Tire Wear and Directional Control
Camber, toe and toe-out on turns are tire-wear angles. If out of alignment, the tires will wear unevenly and faster than normal. Because camber is related to steering axis inclination, inclination can be considered a tire wearing angle. All alignment angles are directional control angles, which means they affect steering and vehicle control, such as the car traveling to the left or right, you having to always compensate for its pull.
Caster is the tilt of the steering axis of each front wheel as viewed from the side of the vehicle. Caster is measured in degrees of an angle. If the steering axis tilts backward-that is, the upper ball joint or strut mounting point is behind the lower ball joint-the caster angle is positive. If the steering axis tilts forward, the caster angle is negative. Caster is not measured for rear wheels.
Caster affects straight-line stability and steering wheel return. High positive caster makes the front wheels want to go straight ahead. A normal amount of positive caster provides stability and makes the steering wheel straighten out after turning. On the other hand, positive caster increases the effort needed to turn the wheel. Power steering allows the use of more positive caster than would be acceptable with manual steering.
Too little caster can make steering unstable and cause wheel shimmy. Extremely negative caster and the related shimmy can contribute to cupped wear of the front tires. If caster is unequal from side to side, the vehicle will pull toward the side with less positive caster.
Camber is the tilt of the wheel from true vertical as viewed from the front of the vehicle. Like caster, camber is measured in degrees of an angle. If the tire appears to tilt outward at the top, the camber angle is positive. If the top of the tire tilts inward, the camber angle is negative. You will not have uneven wear on your tires.
Zero camber-a perfectly vertical wheel and tire-causes the least tire wear. Positive camber causes the outer tread of the tire to wear more than the inner tread; negative camber has the opposite effect. Your car is designed with small amounts of positive or negative camber into vehicle suspensions to aid handling and steering. Normal camber angles have little visible effect on tire wear, but extreme camber causes irregular tire wear and shortens tire life.
- Positive camber, like positive caster, affects straight-ahead stability and steering wheel return. As the vehicle turns, the outside suspension tends to rise on the wheel because of positive camber. When the wheel returns to straight ahead, the vehicle's weight presses down on the steering axis and helps straighten the wheel.
Negative camber resists the tendency of the tire to slip sideways during cornering. It also can increase steering effort. Most cars and light trucks are designed with positive camber, but many race cars and some high-performance street vehicles have negative camber.
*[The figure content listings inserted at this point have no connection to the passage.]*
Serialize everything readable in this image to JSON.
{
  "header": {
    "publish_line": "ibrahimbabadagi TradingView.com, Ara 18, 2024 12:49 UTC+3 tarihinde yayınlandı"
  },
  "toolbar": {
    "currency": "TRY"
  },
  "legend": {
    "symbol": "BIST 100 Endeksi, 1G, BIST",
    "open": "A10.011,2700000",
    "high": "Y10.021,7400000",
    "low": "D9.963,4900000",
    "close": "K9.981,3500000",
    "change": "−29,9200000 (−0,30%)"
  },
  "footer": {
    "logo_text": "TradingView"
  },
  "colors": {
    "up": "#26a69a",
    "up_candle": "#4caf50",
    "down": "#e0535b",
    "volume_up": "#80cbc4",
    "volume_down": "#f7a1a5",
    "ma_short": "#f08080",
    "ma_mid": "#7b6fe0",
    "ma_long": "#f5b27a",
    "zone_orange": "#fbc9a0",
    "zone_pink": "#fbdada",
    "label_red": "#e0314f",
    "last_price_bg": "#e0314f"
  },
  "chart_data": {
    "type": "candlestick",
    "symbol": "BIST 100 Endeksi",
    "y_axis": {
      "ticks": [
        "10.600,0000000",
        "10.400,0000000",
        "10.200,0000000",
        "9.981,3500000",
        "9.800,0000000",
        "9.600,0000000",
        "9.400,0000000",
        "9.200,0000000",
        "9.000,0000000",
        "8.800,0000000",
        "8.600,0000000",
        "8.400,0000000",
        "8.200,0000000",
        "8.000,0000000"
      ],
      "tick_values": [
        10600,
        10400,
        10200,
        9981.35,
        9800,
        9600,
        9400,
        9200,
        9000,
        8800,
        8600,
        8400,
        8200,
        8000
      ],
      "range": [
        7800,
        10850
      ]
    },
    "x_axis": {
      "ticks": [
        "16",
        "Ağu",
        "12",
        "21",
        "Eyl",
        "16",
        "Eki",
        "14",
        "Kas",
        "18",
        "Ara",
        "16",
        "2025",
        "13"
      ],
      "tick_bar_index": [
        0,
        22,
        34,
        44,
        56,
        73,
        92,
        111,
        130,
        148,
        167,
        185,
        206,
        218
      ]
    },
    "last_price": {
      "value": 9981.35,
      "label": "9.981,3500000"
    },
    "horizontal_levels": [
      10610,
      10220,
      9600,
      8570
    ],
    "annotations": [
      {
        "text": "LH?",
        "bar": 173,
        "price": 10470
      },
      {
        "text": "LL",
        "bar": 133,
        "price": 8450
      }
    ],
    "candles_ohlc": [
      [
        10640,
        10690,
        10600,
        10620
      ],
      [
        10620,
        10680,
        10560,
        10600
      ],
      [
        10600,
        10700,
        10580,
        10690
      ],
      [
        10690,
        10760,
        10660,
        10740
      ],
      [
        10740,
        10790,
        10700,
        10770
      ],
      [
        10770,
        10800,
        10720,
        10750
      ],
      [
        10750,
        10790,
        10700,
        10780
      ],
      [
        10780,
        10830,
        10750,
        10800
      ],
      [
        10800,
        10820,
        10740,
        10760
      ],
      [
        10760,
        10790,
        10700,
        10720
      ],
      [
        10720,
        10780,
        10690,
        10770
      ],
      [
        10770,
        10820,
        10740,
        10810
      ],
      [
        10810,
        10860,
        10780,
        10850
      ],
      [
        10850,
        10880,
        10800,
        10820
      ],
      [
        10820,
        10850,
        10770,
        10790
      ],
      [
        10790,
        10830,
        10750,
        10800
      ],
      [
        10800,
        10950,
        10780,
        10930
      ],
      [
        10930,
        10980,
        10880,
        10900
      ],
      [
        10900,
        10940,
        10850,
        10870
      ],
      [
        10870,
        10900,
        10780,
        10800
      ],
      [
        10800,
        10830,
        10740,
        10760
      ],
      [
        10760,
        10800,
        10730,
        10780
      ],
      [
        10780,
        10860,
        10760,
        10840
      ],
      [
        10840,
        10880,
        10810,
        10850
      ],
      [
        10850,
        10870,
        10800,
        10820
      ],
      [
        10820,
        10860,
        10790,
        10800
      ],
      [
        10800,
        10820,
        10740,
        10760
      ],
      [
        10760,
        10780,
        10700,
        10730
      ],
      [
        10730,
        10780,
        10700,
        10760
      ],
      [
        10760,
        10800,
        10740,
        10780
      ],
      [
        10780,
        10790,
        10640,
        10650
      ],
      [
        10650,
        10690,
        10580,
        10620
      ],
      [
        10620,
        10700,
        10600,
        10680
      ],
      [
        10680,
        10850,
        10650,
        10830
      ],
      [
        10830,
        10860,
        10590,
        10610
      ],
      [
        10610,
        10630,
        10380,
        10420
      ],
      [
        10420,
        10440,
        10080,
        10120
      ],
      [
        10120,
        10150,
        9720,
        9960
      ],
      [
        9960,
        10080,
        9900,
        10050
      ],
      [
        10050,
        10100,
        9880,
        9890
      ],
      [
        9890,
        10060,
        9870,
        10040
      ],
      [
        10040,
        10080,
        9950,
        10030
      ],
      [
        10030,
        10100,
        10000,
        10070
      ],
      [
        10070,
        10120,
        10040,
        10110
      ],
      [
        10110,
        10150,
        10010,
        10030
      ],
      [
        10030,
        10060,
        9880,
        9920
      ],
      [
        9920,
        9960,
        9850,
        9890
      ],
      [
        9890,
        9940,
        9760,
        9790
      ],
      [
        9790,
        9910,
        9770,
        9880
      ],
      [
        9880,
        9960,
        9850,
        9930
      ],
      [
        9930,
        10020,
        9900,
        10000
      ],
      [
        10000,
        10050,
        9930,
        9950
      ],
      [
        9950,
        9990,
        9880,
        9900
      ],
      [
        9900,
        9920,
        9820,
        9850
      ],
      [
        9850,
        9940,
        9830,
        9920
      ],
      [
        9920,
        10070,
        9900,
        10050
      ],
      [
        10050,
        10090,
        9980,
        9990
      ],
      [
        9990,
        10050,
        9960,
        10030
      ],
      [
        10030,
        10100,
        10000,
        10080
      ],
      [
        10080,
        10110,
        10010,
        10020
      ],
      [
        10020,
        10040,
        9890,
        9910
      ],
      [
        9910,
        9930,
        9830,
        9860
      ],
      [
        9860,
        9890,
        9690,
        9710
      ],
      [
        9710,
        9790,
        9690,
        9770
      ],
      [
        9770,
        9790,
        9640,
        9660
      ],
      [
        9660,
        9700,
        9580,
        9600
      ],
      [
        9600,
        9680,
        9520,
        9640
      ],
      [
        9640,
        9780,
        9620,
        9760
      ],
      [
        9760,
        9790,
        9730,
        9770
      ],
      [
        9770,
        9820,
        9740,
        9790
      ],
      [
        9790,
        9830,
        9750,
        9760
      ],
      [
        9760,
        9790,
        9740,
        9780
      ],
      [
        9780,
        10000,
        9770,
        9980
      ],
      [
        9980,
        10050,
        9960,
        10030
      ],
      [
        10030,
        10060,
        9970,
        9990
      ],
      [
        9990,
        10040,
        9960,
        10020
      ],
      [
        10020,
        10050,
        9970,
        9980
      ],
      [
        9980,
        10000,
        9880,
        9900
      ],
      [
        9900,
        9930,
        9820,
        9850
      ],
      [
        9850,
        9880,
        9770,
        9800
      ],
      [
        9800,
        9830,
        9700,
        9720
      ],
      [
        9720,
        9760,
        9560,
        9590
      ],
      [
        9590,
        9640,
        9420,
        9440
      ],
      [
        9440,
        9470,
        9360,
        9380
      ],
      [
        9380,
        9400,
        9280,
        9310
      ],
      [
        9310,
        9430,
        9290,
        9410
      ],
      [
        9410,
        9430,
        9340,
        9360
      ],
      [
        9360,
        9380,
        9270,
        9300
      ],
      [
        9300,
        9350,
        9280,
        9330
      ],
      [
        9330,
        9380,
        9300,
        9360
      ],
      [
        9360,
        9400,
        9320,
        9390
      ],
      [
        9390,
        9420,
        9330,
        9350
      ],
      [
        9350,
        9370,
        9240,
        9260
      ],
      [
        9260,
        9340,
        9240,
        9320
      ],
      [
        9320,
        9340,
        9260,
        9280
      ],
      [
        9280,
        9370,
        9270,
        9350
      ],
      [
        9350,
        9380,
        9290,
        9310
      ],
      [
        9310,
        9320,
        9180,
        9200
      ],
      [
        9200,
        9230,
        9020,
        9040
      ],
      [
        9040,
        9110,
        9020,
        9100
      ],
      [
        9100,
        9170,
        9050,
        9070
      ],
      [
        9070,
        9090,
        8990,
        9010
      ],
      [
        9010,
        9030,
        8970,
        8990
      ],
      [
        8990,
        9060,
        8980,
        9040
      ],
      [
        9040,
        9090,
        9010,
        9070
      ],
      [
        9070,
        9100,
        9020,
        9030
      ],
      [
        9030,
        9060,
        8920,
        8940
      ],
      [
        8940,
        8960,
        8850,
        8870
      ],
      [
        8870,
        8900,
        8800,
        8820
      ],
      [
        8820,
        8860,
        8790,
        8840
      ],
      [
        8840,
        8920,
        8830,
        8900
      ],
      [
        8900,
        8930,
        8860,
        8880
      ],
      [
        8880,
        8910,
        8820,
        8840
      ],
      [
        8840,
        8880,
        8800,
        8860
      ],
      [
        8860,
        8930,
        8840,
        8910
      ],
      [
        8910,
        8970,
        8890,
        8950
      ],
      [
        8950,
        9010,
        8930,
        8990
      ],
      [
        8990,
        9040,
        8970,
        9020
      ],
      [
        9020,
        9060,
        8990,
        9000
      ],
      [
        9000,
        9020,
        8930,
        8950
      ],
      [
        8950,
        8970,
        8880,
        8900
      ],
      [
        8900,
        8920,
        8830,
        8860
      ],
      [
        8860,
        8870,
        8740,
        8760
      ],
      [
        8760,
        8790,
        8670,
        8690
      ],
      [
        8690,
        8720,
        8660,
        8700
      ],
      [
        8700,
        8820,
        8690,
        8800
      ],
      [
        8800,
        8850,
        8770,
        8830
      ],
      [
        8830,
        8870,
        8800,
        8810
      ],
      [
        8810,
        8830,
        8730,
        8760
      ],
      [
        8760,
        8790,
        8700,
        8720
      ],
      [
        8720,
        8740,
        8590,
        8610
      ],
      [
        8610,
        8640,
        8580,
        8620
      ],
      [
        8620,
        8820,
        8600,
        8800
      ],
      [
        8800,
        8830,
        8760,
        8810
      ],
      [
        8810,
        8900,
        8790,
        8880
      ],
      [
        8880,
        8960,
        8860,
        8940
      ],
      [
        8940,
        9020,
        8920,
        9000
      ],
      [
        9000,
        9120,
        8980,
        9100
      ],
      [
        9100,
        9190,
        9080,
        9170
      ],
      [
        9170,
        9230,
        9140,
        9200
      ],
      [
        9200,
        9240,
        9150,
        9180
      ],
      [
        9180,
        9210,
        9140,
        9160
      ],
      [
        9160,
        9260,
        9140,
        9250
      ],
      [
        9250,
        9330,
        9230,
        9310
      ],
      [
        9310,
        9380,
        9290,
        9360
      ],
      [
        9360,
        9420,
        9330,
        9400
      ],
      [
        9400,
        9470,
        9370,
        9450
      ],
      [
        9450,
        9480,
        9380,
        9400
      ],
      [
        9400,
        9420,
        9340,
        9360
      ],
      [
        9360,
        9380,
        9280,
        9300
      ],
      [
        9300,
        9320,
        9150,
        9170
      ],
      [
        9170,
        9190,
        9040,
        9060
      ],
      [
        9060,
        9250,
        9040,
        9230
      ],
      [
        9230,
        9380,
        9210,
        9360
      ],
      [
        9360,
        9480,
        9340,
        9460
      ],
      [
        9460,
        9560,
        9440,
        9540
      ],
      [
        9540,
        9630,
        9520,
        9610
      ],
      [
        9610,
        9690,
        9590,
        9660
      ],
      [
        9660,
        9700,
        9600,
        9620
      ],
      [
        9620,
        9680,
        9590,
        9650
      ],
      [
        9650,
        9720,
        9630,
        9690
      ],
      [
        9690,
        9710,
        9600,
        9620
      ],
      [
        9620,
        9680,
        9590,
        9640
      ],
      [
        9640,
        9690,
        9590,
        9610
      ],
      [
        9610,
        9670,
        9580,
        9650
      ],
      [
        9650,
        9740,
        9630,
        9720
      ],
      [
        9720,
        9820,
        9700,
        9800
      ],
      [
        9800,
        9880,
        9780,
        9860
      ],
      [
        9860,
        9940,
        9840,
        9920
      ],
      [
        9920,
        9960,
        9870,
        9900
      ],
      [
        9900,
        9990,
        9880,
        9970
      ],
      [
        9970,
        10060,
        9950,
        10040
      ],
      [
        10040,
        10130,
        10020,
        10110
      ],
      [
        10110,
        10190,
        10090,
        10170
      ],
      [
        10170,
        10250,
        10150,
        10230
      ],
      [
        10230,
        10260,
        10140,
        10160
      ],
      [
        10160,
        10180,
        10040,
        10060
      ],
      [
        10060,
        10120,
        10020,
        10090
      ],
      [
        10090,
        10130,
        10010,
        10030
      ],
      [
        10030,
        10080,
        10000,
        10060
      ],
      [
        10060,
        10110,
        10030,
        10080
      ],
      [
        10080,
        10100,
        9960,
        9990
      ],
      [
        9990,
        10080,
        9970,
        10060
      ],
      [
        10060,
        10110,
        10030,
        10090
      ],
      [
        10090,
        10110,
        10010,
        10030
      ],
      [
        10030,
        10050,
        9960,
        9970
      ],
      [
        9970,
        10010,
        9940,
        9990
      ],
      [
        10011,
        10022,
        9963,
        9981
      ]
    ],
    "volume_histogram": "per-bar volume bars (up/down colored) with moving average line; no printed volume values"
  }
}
Rear wheels usually have zero camber, but some independent rear suspensions are designed with some amount of (usually negative) camber angle. If front camber angles are unequal side to side, the vehicle pulls toward the side with the greater positive camber. Unequal rear camber also can affect vehicle handling.
Toe is how the wheels are aimed, as viewed from above. A pair of front or rear wheels aimed inward at the forward edges has toe-in; wheels aimed outward have toe-out. The toe angle for front or rear wheels is measured in fractions of an inch, millimeters or fractions of a degree.
- Zero toe-wheels aimed straight ahead causes the least tire wear. Extreme toe-in or toe-out causes feather-- edged wear across the tire tread. Too much toe-in wears the outside tread edges, with feathered edges on the inside of each tread row. Too much toe-- out has the opposite effect.
Front wheels are usually toed in on rear drive vehicles and toed out on front drives to compensate for changes in the steering linkage and tires when the vehicle is moving. When the vehicle is moving, toe decreases because the wheels straighten out under acceleration and the steering linkage slightly moves.